Viewpoint by Rick Wayman
2018 Yılında, Kore Yarımadası’nda Barışı Kim Dillendirecek?
Nuclear Age Peace Foundation (NAPF) Program Direktörü Rick Wayman’ın görüş yazısı.
SANTA BARBARA, CA (IDN) – Donald Trump ve Kim Jong-un arasında bir zirvenin birkaç hafta içinde gerçekleşmesi muhtemel. Bu iyi bir fikir mi? Nerede ve ne zaman gerçekleşecek? Ne hakkında konuşacaklar? Varsa eğer ABD başkanını böyle önemli bir toplantıya kim hazırlamakta? Başarılı olacak mı? gibi sorular gündemde.
Trump döneminde bu soruların cevaplarını tahmin etmek bile imkansız. Ancak, bu eşi benzeri olmayan zirvenin gerçekten de Kore Yarımadası’nda nesillerdir var olan çatışmada kalıcı bir fark yaratacaksa hatırlanması gereken bazı anahtar konular bulunmaktadır.
Güney Kore bağımsız bir ülkedir. Başkanı Moon Jae-in 2017 yılındaki Kuzey Kore ile diyalog ve uzlaşma çerçevesindeki kampanyasından sonra seçildi. Moon, ülkesinin “Kore Yarımadası’ndaki konularda öncelik yapabilmesini” istediğini çok kesin bir şekilde belirtti.

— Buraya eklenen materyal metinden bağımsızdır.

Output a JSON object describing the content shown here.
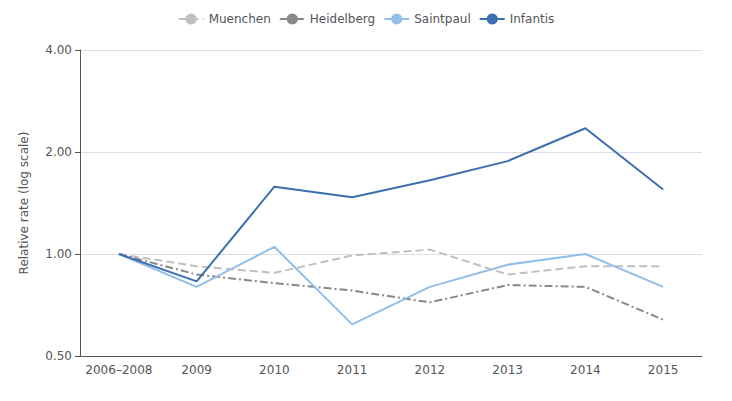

PyeongChang 2018 Kış Olimpiyatları ve 2 Şubat’ta başlayan ve 25 Mart’a kadar devam eden buna bağlı Olimpiyat Mütarekesi Kuzey ve Güney Kore taraflarına diplomatik çabaları ve ordu-ordu iletişimini yeniden hayata geçirme fırsatı verdi. Batı medyasının çoğu Kuzey Kore’nin Olimpiyatlara katılmasını ve buna bağlı diplomatik çabalarını ABD ve Güney Kore arasına “set” koyma girişimi olarak yorumladı.
ABD-merkezli bakış açısı Güney Kore başkanının duruma dair bilgisini ve Güney Kore halkının barışa olan özlemini göz ardı etmektedir. Başkan Moon’un şu anki %74 onay oranı onun Güney Korelilerin çoğunluğunun istediği bir yolu takip ettiğini göstermektedir.

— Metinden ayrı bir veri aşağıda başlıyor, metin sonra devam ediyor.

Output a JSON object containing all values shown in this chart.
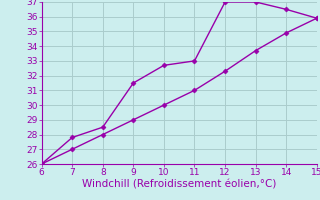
{
  "xlabel": "Windchill (Refroidissement éolien,°C)",
  "xlim": [
    6,
    15
  ],
  "ylim": [
    26,
    37
  ],
  "xticks": [
    6,
    7,
    8,
    9,
    10,
    11,
    12,
    13,
    14,
    15
  ],
  "yticks": [
    26,
    27,
    28,
    29,
    30,
    31,
    32,
    33,
    34,
    35,
    36,
    37
  ],
  "line1_x": [
    6,
    7,
    8,
    9,
    10,
    11,
    12,
    13,
    14,
    15
  ],
  "line1_y": [
    26.0,
    27.8,
    28.5,
    31.5,
    32.7,
    33.0,
    37.0,
    37.0,
    36.5,
    35.9
  ],
  "line2_x": [
    6,
    7,
    8,
    9,
    10,
    11,
    12,
    13,
    14,
    15
  ],
  "line2_y": [
    26.0,
    27.0,
    28.0,
    29.0,
    30.0,
    31.0,
    32.3,
    33.7,
    34.9,
    35.9
  ],
  "line_color": "#9900aa",
  "bg_color": "#cceeee",
  "grid_color": "#aacccc",
  "tick_color": "#9900aa",
  "label_color": "#9900aa",
  "marker": "D",
  "markersize": 2.5,
  "linewidth": 1.0,
  "xlabel_fontsize": 7.5,
  "tick_fontsize": 6.5
}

Moon Jae-in ve Kim Jong-un arasında Nisan ayında gerçekleşecek bir zirve çok fazla abartılmış Kim-Trump zirvesini gölgede bırakacaktır. İki Koreli lider, milyonlarca vatandaşın güvenliğini diyalog ve iş birliği içinde temin etmek gibi bir tarihi fırsata sahiptir.
Amerika Birleşik Devletleri’nin Kuzey Kore’den istediği ortak talep, Kuzey Kore’nin nükleer silahlarından vazgeçmesidir. Bu talep genellikle Kuzey Kore’nin “nükleer silahlardan arınması” veya Kore Yarımadası’nın tamamen nükleer silahlardan arındırılması olarak dillendirilmektedir.
Kuzey Kore’yi Mart 2018’de ziyaret eden Güney Koreli heyetin açıklamasında şu husus belirtildi: “Kuzey tarafı Kore Yarımadasını nükleer silahlardan arındırma konusundaki iradesini ortaya koydu ve Kuzey’e karşı var olan askeri tehditlerin çözülmesi ve güvenliğinin garanti altına alınması durumunda, ülkenin nükleer silahlara sahip olmak için hiçbir nedeni olmadığını açıkça ifade etti.”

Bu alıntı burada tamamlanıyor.